In Translation: Trum and the Arabs

Much of the Egyptian media – indeed, the Egyptian regime – sees in Trump hope that of a leader who will develop closer ties to Abdefattah al-SIsi, ending the funk in Egypt-US relations and declare the Muslim Brotherhood a terrorist group on a par with the Islamic State and al-Qaeda.

.. First, Trump’s foreign policy ideas are basically non-existent. He will draw in advisors with radical and biased views, to be sure, but this happened before under George W. Bush and other administrations haven’t exactly been impartial mediators on many issues (see Israel-Palestine).

.. Indeed the thing to fear the most is geopolitical uncertainty, amateurism and military adventurism.

..  It is hard to imagine how a millionaire who travels by private plane and luxury yacht could present himself as the representative and defender of the rights and demands of the poor and marginalized. However, the frustrated of America believed him and entrusted him with their votes, perhaps because he is candid and spontaneous, unlike the ruling establishment’s professionals and politicians.

.. And is Mrs.

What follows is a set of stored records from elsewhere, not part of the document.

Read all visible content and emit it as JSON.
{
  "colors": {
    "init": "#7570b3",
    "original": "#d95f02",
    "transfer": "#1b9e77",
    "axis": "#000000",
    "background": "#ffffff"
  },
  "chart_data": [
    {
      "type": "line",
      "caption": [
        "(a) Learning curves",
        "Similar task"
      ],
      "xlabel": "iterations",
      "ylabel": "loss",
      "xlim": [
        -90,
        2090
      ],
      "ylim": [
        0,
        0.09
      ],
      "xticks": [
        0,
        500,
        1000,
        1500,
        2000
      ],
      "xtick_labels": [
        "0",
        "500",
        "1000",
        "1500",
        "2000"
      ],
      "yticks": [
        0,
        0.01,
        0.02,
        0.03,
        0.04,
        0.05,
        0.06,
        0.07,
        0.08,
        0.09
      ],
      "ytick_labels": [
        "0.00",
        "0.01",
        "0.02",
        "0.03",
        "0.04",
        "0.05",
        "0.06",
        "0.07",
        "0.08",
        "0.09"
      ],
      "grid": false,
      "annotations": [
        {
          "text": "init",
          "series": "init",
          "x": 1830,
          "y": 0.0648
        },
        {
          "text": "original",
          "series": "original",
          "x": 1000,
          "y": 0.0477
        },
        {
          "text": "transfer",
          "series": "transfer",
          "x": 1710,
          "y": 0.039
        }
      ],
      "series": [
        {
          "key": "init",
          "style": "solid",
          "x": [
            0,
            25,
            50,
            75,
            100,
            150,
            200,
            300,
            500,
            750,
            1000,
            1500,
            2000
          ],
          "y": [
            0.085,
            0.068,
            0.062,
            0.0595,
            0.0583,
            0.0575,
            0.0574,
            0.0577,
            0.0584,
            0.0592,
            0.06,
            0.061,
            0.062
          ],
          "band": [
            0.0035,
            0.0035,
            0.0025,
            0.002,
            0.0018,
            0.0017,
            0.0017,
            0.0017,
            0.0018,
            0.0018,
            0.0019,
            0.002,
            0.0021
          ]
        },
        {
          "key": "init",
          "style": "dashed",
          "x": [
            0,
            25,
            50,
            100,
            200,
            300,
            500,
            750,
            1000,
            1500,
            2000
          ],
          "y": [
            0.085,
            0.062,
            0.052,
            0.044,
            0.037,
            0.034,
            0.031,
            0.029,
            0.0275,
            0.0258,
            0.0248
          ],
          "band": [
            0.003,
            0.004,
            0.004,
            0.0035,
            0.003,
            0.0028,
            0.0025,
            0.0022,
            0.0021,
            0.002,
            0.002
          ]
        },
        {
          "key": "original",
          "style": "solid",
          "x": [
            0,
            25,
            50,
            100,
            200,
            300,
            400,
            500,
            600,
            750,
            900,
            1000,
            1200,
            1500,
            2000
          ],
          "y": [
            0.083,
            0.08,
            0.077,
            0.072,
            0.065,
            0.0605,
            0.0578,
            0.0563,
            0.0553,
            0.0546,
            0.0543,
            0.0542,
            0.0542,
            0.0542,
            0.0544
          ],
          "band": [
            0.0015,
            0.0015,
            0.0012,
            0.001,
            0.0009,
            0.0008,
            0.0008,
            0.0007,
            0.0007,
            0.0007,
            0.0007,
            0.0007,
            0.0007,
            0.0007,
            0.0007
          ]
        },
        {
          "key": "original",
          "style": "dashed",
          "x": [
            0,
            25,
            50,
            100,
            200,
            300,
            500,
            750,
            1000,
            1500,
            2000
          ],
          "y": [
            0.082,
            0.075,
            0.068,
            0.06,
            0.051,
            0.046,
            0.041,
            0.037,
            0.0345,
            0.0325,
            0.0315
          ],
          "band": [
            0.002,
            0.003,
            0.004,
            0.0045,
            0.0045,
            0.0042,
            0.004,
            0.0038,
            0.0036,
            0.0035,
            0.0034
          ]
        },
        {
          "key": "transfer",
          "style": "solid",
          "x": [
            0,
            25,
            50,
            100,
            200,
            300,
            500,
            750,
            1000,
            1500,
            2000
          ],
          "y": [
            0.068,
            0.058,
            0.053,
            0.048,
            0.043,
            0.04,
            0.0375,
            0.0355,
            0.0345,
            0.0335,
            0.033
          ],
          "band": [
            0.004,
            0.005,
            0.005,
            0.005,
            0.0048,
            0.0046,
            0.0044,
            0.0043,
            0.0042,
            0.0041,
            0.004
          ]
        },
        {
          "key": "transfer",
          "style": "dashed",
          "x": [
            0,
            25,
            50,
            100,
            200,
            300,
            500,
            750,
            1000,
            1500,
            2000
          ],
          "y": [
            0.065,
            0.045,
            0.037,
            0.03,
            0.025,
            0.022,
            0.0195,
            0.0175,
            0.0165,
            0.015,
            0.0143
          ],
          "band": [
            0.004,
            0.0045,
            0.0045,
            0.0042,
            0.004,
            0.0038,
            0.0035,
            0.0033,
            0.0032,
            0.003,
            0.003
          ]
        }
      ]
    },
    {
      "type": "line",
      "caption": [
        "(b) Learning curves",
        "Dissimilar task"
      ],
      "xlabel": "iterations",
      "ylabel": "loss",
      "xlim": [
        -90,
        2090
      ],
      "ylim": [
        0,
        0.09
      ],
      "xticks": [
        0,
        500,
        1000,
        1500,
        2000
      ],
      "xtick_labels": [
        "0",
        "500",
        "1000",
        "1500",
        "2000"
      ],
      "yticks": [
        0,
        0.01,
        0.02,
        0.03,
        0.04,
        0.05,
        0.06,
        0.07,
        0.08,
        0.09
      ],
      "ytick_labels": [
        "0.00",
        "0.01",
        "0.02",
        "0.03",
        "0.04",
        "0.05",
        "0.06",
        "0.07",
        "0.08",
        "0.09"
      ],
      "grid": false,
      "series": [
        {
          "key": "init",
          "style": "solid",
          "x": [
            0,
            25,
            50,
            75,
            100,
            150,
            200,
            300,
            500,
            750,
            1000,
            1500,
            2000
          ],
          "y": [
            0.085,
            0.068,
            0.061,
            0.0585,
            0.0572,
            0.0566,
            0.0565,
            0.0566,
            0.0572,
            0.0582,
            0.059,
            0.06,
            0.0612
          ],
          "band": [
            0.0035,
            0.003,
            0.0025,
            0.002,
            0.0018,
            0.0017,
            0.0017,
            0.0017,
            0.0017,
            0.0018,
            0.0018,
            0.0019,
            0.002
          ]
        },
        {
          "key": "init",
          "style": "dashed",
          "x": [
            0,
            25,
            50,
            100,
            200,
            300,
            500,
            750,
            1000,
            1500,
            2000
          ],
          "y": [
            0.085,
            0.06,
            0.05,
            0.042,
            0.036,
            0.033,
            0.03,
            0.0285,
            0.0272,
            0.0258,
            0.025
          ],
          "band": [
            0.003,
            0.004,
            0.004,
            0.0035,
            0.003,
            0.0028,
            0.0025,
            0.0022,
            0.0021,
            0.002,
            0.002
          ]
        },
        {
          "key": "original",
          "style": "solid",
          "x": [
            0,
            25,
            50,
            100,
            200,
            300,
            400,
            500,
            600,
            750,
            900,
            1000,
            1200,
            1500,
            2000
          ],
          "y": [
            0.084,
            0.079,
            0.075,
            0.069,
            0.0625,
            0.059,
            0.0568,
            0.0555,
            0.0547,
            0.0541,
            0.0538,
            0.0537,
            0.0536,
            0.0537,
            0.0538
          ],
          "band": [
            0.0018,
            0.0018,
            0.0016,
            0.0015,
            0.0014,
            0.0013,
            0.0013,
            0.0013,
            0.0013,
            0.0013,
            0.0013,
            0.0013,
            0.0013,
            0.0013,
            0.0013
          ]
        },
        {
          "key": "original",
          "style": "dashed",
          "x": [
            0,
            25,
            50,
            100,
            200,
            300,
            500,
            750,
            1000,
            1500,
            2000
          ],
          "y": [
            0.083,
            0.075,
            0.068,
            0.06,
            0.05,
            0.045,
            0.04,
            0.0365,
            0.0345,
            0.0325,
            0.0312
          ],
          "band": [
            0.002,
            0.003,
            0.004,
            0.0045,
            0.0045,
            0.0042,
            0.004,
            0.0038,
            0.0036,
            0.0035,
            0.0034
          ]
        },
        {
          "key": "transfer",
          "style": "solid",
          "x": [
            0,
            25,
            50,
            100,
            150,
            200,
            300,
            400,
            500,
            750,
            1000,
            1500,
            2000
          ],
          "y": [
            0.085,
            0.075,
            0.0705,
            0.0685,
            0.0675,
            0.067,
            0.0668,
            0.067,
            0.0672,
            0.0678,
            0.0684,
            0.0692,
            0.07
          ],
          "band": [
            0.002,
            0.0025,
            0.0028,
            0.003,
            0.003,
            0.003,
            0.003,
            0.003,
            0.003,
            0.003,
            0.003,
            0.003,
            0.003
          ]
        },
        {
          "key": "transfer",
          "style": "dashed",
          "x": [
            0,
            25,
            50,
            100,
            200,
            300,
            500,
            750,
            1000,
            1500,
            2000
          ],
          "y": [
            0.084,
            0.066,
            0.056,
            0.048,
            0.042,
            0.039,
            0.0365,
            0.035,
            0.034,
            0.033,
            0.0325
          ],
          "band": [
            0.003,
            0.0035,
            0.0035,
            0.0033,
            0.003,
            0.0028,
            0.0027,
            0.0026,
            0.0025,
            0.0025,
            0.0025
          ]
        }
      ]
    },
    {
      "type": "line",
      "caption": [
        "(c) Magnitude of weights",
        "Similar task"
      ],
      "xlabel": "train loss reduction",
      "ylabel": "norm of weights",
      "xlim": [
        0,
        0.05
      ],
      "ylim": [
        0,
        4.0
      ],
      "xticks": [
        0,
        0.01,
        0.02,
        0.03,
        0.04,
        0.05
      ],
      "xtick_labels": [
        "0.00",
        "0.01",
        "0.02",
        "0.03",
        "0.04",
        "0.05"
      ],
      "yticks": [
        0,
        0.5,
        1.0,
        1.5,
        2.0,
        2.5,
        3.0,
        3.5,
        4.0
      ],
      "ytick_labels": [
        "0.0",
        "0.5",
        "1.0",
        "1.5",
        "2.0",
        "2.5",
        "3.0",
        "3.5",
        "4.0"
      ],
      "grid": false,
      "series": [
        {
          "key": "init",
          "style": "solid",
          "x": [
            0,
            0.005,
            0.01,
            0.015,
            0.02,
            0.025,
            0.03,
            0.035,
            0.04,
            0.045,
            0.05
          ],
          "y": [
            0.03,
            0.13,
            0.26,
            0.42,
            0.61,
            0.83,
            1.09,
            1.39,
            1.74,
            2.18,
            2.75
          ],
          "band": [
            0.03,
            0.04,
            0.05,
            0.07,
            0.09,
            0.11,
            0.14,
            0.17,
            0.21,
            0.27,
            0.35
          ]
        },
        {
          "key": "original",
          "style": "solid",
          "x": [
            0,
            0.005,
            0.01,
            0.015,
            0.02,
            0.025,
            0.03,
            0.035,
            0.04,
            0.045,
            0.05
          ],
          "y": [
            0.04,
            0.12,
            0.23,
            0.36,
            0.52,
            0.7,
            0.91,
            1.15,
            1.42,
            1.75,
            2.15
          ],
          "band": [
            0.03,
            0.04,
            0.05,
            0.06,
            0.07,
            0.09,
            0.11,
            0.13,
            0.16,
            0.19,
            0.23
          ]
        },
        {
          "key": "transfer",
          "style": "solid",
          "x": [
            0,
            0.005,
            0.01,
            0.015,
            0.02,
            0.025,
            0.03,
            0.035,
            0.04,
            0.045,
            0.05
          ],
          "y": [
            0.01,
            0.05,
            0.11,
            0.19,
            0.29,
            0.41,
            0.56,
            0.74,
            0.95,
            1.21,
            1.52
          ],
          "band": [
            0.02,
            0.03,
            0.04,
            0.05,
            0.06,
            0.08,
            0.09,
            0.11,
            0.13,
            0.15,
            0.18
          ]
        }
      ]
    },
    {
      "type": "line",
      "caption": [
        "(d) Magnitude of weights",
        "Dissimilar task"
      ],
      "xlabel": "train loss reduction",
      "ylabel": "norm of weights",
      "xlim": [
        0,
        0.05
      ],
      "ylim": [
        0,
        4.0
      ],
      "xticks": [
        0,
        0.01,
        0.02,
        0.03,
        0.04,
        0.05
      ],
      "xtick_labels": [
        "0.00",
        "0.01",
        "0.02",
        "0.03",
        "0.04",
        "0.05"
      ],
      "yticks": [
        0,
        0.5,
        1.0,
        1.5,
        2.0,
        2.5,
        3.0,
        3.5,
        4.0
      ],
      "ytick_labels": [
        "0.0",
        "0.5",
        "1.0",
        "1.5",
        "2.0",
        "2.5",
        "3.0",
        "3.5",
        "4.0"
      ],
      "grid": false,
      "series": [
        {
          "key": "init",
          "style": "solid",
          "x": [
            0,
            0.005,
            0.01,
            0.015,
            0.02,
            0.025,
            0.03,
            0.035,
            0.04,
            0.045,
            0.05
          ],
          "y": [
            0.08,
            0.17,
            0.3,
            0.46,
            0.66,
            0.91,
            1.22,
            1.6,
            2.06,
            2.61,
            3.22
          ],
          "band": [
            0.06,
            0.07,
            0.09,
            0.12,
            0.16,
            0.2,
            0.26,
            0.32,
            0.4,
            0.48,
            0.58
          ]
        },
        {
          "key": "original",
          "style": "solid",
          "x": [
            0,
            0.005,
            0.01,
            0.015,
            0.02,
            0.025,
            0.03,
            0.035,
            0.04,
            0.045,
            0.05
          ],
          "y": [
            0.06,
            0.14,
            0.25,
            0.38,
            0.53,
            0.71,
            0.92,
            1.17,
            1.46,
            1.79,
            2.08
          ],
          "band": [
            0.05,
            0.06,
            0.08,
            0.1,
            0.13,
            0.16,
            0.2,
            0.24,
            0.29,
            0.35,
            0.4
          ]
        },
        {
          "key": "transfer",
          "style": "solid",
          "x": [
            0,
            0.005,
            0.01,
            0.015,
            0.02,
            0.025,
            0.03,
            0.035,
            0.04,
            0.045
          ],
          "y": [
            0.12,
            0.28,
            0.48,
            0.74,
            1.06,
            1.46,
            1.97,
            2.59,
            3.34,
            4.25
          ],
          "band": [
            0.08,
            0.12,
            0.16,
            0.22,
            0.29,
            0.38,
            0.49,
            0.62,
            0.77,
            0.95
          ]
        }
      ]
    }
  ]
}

Clinton really full of love for Muslims? Did she not threaten to intervene militarily in Syria, enthusiastically back the invasion and occupation of Iraq, urge the murder of an Arab leader (Qadhafi) and fail to show any basic human respect towards him once he died?

.. There may have been differences between candidates in the presidential elections when it comes to many matters of domestic and foreign policy, but they were united in their contempt for Arabs and therefore Islam. The only difference was the manner in which they expressed it.

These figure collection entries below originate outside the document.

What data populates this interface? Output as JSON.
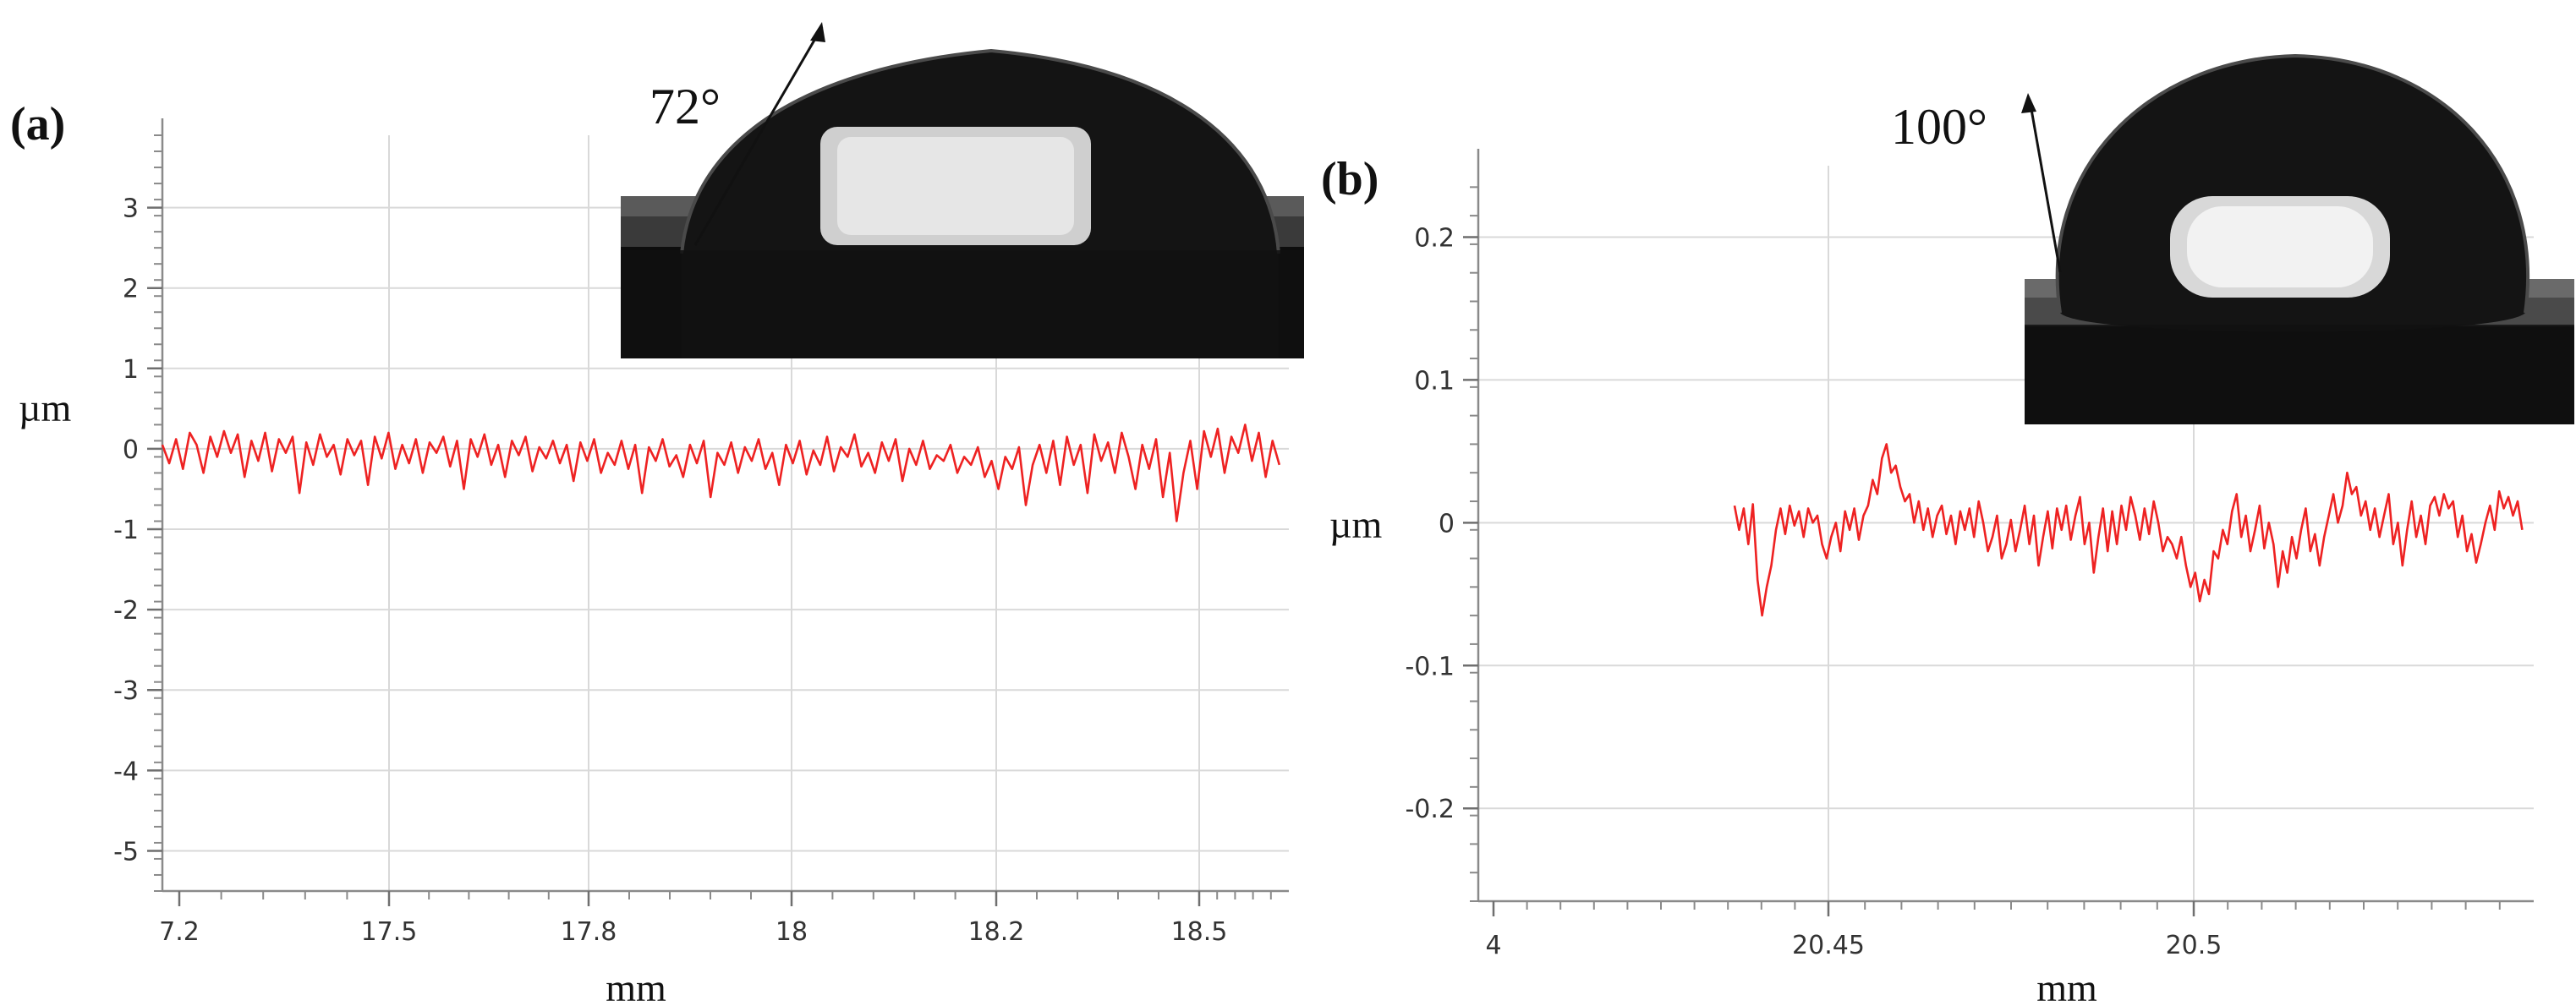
{
  "chart_data": [
    {
      "panel": "(a)",
      "type": "line",
      "xlabel": "mm",
      "ylabel": "µm",
      "x_tick_labels": [
        "7.2",
        "17.5",
        "17.8",
        "18",
        "18.2",
        "18.5"
      ],
      "xlim": [
        17.44,
        18.63
      ],
      "ylim": [
        -5.5,
        3.9
      ],
      "y_ticks": [
        3,
        2,
        1,
        0,
        -1,
        -2,
        -3,
        -4,
        -5
      ],
      "grid": true,
      "series": [
        {
          "color": "#ee2222",
          "x_range": [
            17.44,
            18.62
          ],
          "y_range": [
            -0.9,
            0.3
          ],
          "mean": 0.0,
          "values": [
            0.05,
            -0.18,
            0.12,
            -0.25,
            0.2,
            0.05,
            -0.3,
            0.15,
            -0.1,
            0.22,
            -0.05,
            0.18,
            -0.35,
            0.1,
            -0.15,
            0.2,
            -0.28,
            0.12,
            -0.05,
            0.15,
            -0.55,
            0.08,
            -0.2,
            0.18,
            -0.1,
            0.05,
            -0.32,
            0.12,
            -0.08,
            0.1,
            -0.45,
            0.15,
            -0.12,
            0.2,
            -0.25,
            0.05,
            -0.18,
            0.12,
            -0.3,
            0.08,
            -0.05,
            0.15,
            -0.22,
            0.1,
            -0.5,
            0.12,
            -0.1,
            0.18,
            -0.2,
            0.05,
            -0.35,
            0.1,
            -0.08,
            0.15,
            -0.28,
            0.02,
            -0.12,
            0.1,
            -0.18,
            0.05,
            -0.4,
            0.08,
            -0.15,
            0.12,
            -0.3,
            -0.05,
            -0.2,
            0.1,
            -0.25,
            0.05,
            -0.55,
            0.02,
            -0.15,
            0.12,
            -0.22,
            -0.08,
            -0.35,
            0.05,
            -0.18,
            0.1,
            -0.6,
            -0.05,
            -0.2,
            0.08,
            -0.3,
            0.02,
            -0.15,
            0.12,
            -0.25,
            -0.05,
            -0.45,
            0.05,
            -0.18,
            0.1,
            -0.32,
            -0.02,
            -0.2,
            0.15,
            -0.28,
            0.02,
            -0.1,
            0.18,
            -0.22,
            -0.05,
            -0.3,
            0.08,
            -0.15,
            0.12,
            -0.4,
            0.0,
            -0.2,
            0.1,
            -0.25,
            -0.08,
            -0.15,
            0.05,
            -0.3,
            -0.1,
            -0.2,
            0.02,
            -0.35,
            -0.15,
            -0.5,
            -0.1,
            -0.25,
            0.02,
            -0.7,
            -0.2,
            0.05,
            -0.3,
            0.1,
            -0.45,
            0.15,
            -0.2,
            0.05,
            -0.55,
            0.18,
            -0.15,
            0.08,
            -0.3,
            0.2,
            -0.1,
            -0.5,
            0.05,
            -0.25,
            0.12,
            -0.6,
            -0.05,
            -0.9,
            -0.3,
            0.1,
            -0.5,
            0.22,
            -0.1,
            0.25,
            -0.3,
            0.15,
            -0.05,
            0.3,
            -0.15,
            0.2,
            -0.35,
            0.1,
            -0.2
          ]
        }
      ],
      "inset": {
        "angle_label": "72°"
      }
    },
    {
      "panel": "(b)",
      "type": "line",
      "xlabel": "mm",
      "ylabel": "µm",
      "x_tick_labels": [
        "4",
        "20.45",
        "20.5"
      ],
      "xlim": [
        20.396,
        20.534
      ],
      "ylim": [
        -0.265,
        0.25
      ],
      "y_ticks": [
        0.2,
        0.1,
        0,
        -0.1,
        -0.2
      ],
      "grid": true,
      "series": [
        {
          "color": "#ee2222",
          "x_range": [
            20.4295,
            20.5325
          ],
          "y_range": [
            -0.065,
            0.055
          ],
          "mean": 0.0,
          "values": [
            0.012,
            -0.005,
            0.01,
            -0.015,
            0.013,
            -0.04,
            -0.065,
            -0.045,
            -0.03,
            -0.005,
            0.01,
            -0.008,
            0.012,
            -0.002,
            0.008,
            -0.01,
            0.01,
            0.0,
            0.005,
            -0.015,
            -0.025,
            -0.01,
            0.0,
            -0.02,
            0.008,
            -0.005,
            0.01,
            -0.012,
            0.005,
            0.012,
            0.03,
            0.02,
            0.045,
            0.055,
            0.035,
            0.04,
            0.025,
            0.015,
            0.02,
            0.0,
            0.015,
            -0.005,
            0.01,
            -0.01,
            0.005,
            0.012,
            -0.008,
            0.005,
            -0.015,
            0.008,
            -0.005,
            0.01,
            -0.01,
            0.015,
            0.0,
            -0.02,
            -0.01,
            0.005,
            -0.025,
            -0.015,
            0.002,
            -0.02,
            -0.005,
            0.012,
            -0.015,
            0.005,
            -0.03,
            -0.01,
            0.008,
            -0.018,
            0.01,
            -0.005,
            0.012,
            -0.012,
            0.005,
            0.018,
            -0.015,
            0.0,
            -0.035,
            -0.01,
            0.01,
            -0.02,
            0.008,
            -0.015,
            0.012,
            -0.005,
            0.018,
            0.005,
            -0.012,
            0.01,
            -0.008,
            0.015,
            0.0,
            -0.02,
            -0.01,
            -0.015,
            -0.025,
            -0.01,
            -0.03,
            -0.045,
            -0.035,
            -0.055,
            -0.04,
            -0.05,
            -0.02,
            -0.025,
            -0.005,
            -0.015,
            0.008,
            0.02,
            -0.01,
            0.005,
            -0.02,
            -0.005,
            0.012,
            -0.018,
            0.0,
            -0.015,
            -0.045,
            -0.02,
            -0.035,
            -0.01,
            -0.025,
            -0.005,
            0.01,
            -0.02,
            -0.008,
            -0.03,
            -0.01,
            0.005,
            0.02,
            0.0,
            0.012,
            0.035,
            0.02,
            0.025,
            0.005,
            0.015,
            -0.005,
            0.01,
            -0.01,
            0.005,
            0.02,
            -0.015,
            0.0,
            -0.03,
            -0.005,
            0.015,
            -0.01,
            0.005,
            -0.015,
            0.012,
            0.018,
            0.005,
            0.02,
            0.01,
            0.015,
            -0.01,
            0.005,
            -0.02,
            -0.008,
            -0.028,
            -0.015,
            0.0,
            0.012,
            -0.005,
            0.022,
            0.01,
            0.018,
            0.005,
            0.015,
            -0.005
          ]
        }
      ],
      "inset": {
        "angle_label": "100°"
      }
    }
  ]
}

.. We disagree with the many who bought into the stereotype sold by the powerful media and political establishment, which described him as an unpredictable madman unqualified to lead any state. If that were the case, he would not have received a majority[^1] of the votes of approximately 300 million US citizens in free and fair elections.

.. Another point that many people are stuck on is Trump’s threat to ban Muslims from entering America. This behavior is racist, detestable and fascist. However, we should ask, have Arab countries, and especially Gulf countries, opened their borders to Syrian refugees or Iraqi refugees before them? They are the countries that bear the greatest responsibility, having spent billions of dollars trying to topple the Syrian government and supported the invasion, embargo and regime change in Iraq.

..  Why should Muslims go to America at all? There are many other alternatives, and we don’t think that Muslims will die of grief if they can’t go to America as visitors and immigrants. They should turn their attention to corrupt Arab leaders who waste their resources, steal the fruits of their labor and place the proceeds in American banks, and instead work towards good governance, social justice and political and economic reform.

.. We do not support President Trump, nor do we support any American president, because we absolutely believe that most of our troubles have been caused by America and the Arab leaders allied to it.